Vince
Vince

Reputation: 4232

Why doesn't console.table() work for all objects/arrays?

Why doesn't console.table() work for all objects / arrays?

With some data I get a nicely formatted table in the developer console. With other data I get nothing... not even an error message.

I just learned about console.table() while going through the challenges of #Javascript30. The presenter used console.table() for some of the output, but not all, and he didn't explain why. I tried to use it for all of the (array or object) output and saw why... it doesn't work.

Here's an example of one that doesn't work.

const data = ['car', 'car', 'truck', 'truck', 'bike', 'walk', 'car', 'van', 'bike', 'walk', 'car', 'van', 'car', 'truck' ];

const transportation = data.reduce((counters, item) => {
  if (!counters[item]) counters[item] = 0;
  counters[item]++;
  return counters;
}, {});
console.log('transportation table');
console.table(transportation);

console.log('transportation log');
console.log(transportation);
<h1>Look at the console!</h1>

I expected console.table() to return something like this:

MDN Example

... except that the (index) column would contain car, truck, bike, etc. and the Values column would contain the count.

Update

Apparently console.table() doesn't work with SO's code snippets... which in this case means that it works exactly the same as it does on browsers :P So, I posted an example of the problem at CodePen: http://codepen.io/VAggrippino/pen/qRraEP

This was the 4th challenge, Array Cardio 1 for those of you following along.

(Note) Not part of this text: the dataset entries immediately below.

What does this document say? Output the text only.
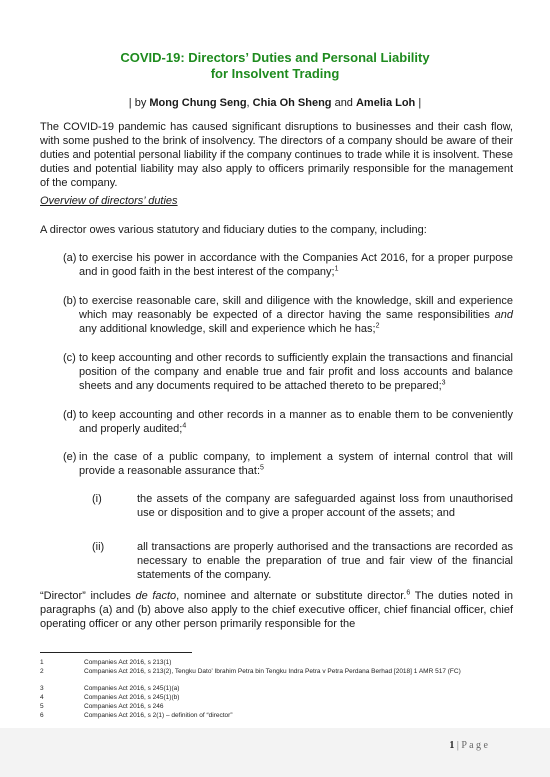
COVID-19: Directors’ Duties and Personal Liability
for Insolvent Trading
| by Mong Chung Seng, Chia Oh Sheng and Amelia Loh |

The COVID-19 pandemic has caused significant disruptions to businesses and their cash flow, with some pushed to the brink of insolvency. The directors of a company should be aware of their duties and potential personal liability if the company continues to trade while it is insolvent. These duties and potential liability may also apply to officers primarily responsible for the management of the company.

Overview of directors’ duties

A director owes various statutory and fiduciary duties to the company, including:

(a) to exercise his power in accordance with the Companies Act 2016, for a proper purpose and in good faith in the best interest of the company;$^1$

(b) to exercise reasonable care, skill and diligence with the knowledge, skill and experience which may reasonably be expected of a director having the same responsibilities and any additional knowledge, skill and experience which he has;$^2$

(c) to keep accounting and other records to sufficiently explain the transactions and financial position of the company and enable true and fair profit and loss accounts and balance sheets and any documents required to be attached thereto to be prepared;$^3$

(d) to keep accounting and other records in a manner as to enable them to be conveniently and properly audited;$^4$

(e) in the case of a public company, to implement a system of internal control that will provide a reasonable assurance that:$^5$

(i)	the assets of the company are safeguarded against loss from unauthorised use or disposition and to give a proper account of the assets; and

(ii)	all transactions are properly authorised and the transactions are recorded as necessary to enable the preparation of true and fair view of the financial statements of the company.

“Director” includes de facto, nominee and alternate or substitute director.$^6$ The duties noted in paragraphs (a) and (b) above also apply to the chief executive officer, chief financial officer, chief operating officer or any other person primarily responsible for the

1	Companies Act 2016, s 213(1)
2	Companies Act 2016, s 213(2), Tengku Dato’ Ibrahim Petra bin Tengku Indra Petra v Petra Perdana Berhad [2018] 1 AMR 517 (FC)
3	Companies Act 2016, s 245(1)(a)
4	Companies Act 2016, s 245(1)(b)
5	Companies Act 2016, s 246
6	Companies Act 2016, s 2(1) – definition of “director”
1 | P a g e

I realize that this isn't strictly a programming / JavaScript question since the console is a feature of the browser, not the language or the DOM. I believe it's relevant because the browser is an essential tool that all web developers use and every major browser supports it.

Upvotes: 28

Views: 26257

Answers (3)

zoan
zoan

Reputation: 411

I'm currently working on the same exercise for JS30 and encountered the same problem as you, which led me here.

I consulted the console.table() page on MDN, and after doing some testing it appears that this might be a Chrome issue.

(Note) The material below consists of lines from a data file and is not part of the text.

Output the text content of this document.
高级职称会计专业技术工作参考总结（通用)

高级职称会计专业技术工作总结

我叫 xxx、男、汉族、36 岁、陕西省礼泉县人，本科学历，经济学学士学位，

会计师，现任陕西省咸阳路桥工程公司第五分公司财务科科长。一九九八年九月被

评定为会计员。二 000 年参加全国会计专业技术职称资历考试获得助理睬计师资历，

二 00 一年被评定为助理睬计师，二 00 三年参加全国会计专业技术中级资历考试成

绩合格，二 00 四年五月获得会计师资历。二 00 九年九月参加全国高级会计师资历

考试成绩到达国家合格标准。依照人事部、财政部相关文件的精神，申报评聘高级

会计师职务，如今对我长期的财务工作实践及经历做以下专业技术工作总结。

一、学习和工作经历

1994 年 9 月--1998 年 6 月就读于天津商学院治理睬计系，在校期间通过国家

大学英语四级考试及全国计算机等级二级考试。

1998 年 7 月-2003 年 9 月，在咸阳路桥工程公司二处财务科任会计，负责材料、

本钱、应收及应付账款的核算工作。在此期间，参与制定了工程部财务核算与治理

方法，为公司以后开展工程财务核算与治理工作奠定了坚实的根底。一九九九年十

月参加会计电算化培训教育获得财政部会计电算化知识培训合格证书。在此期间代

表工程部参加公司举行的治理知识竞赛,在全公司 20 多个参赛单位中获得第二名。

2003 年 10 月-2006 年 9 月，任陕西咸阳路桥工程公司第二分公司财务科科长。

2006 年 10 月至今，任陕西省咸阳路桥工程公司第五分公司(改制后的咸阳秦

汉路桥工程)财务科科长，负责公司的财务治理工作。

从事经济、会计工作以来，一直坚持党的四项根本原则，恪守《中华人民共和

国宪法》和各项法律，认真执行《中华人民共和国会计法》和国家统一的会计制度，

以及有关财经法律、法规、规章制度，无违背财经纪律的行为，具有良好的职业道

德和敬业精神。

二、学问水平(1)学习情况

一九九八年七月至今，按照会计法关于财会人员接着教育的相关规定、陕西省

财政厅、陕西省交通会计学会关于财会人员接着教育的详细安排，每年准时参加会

From my limited testing, it seems like Chrome doesn't output a table for collections of primitive types (array of strings, single object), only collections of compound types (array of arrays/objects, object whose properties are objects).

This doesn't work:

console.table(['1','2','3']);

But this does:

console.table([['1','2','3']]);

I also tested on Canary, but had the same results.

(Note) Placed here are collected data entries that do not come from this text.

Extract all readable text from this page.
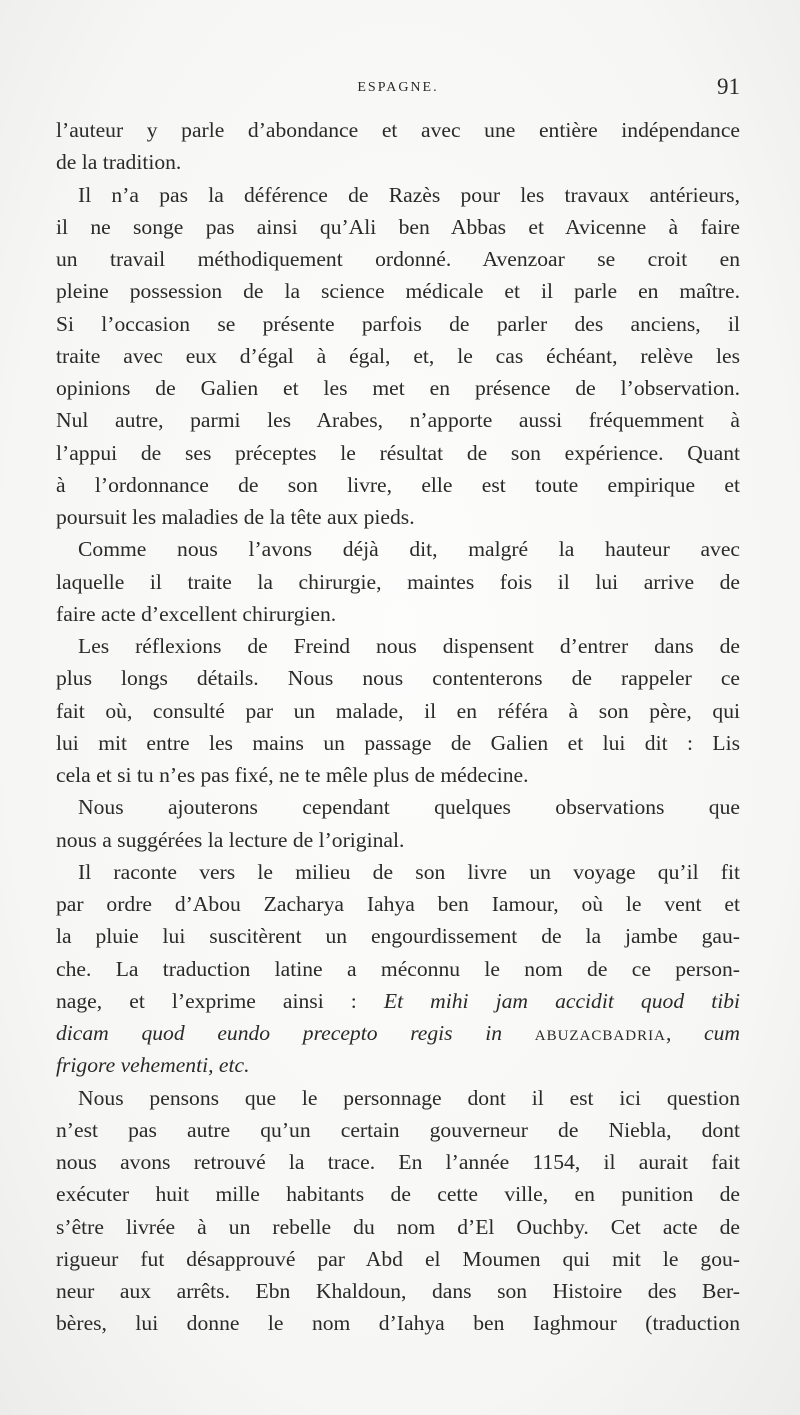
ESPAGNE.	91
l’auteur y parle d’abondance et avec une entière indépendance
de la tradition.
Il n’a pas la déférence de Razès pour les travaux antérieurs,
il ne songe pas ainsi qu’Ali ben Abbas et Avicenne à faire
un travail méthodiquement ordonné. Avenzoar se croit en
pleine possession de la science médicale et il parle en maître.
Si l’occasion se présente parfois de parler des anciens, il
traite avec eux d’égal à égal, et, le cas échéant, relève les
opinions de Galien et les met en présence de l’observation.
Nul autre, parmi les Arabes, n’apporte aussi fréquemment à
l’appui de ses préceptes le résultat de son expérience. Quant
à l’ordonnance de son livre, elle est toute empirique et
poursuit les maladies de la tête aux pieds.
Comme nous l’avons déjà dit, malgré la hauteur avec
laquelle il traite la chirurgie, maintes fois il lui arrive de
faire acte d’excellent chirurgien.
Les réflexions de Freind nous dispensent d’entrer dans de
plus longs détails. Nous nous contenterons de rappeler ce
fait où, consulté par un malade, il en référa à son père, qui
lui mit entre les mains un passage de Galien et lui dit : Lis
cela et si tu n’es pas fixé, ne te mêle plus de médecine.
Nous ajouterons cependant quelques observations que
nous a suggérées la lecture de l’original.
Il raconte vers le milieu de son livre un voyage qu’il fit
par ordre d’Abou Zacharya Iahya ben Iamour, où le vent et
la pluie lui suscitèrent un engourdissement de la jambe gau-
che. La traduction latine a méconnu le nom de ce person-
nage, et l’exprime ainsi : Et mihi jam accidit quod tibi
dicam quod eundo precepto regis in ABUZACBADRIA, cum
frigore vehementi, etc.
Nous pensons que le personnage dont il est ici question
n’est pas autre qu’un certain gouverneur de Niebla, dont
nous avons retrouvé la trace. En l’année 1154, il aurait fait
exécuter huit mille habitants de cette ville, en punition de
s’être livrée à un rebelle du nom d’El Ouchby. Cet acte de
rigueur fut désapprouvé par Abd el Moumen qui mit le gou-
neur aux arrêts. Ebn Khaldoun, dans son Histoire des Ber-
bères, lui donne le nom d’Iahya ben Iaghmour (traduction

However on Firefox, console.table() seems to work correctly. The MDN examples of collections of primitive types worked on Firefox, but not on Chrome.

To have an output on Chrome for your example, what you could do is put the transportation variable inside its own array, so that Chrome will print the table.

console.table([transportation]);

Upvotes: 38

user9189630
user9189630

Reputation: 9

Just open new tab and open your console and type console.table([['1','2','3']]); and run it and then try running your file and see if that works or not. but for me it worked!

Upvotes: -2

user7195025
user7195025

Reputation: 41

In theory console.table() prints tables (2 dimensions) not arrays (1 dimension) so the outer array is a list of rows (like <tr>s) and each inner array contains the values for each column for that row (like <td>s).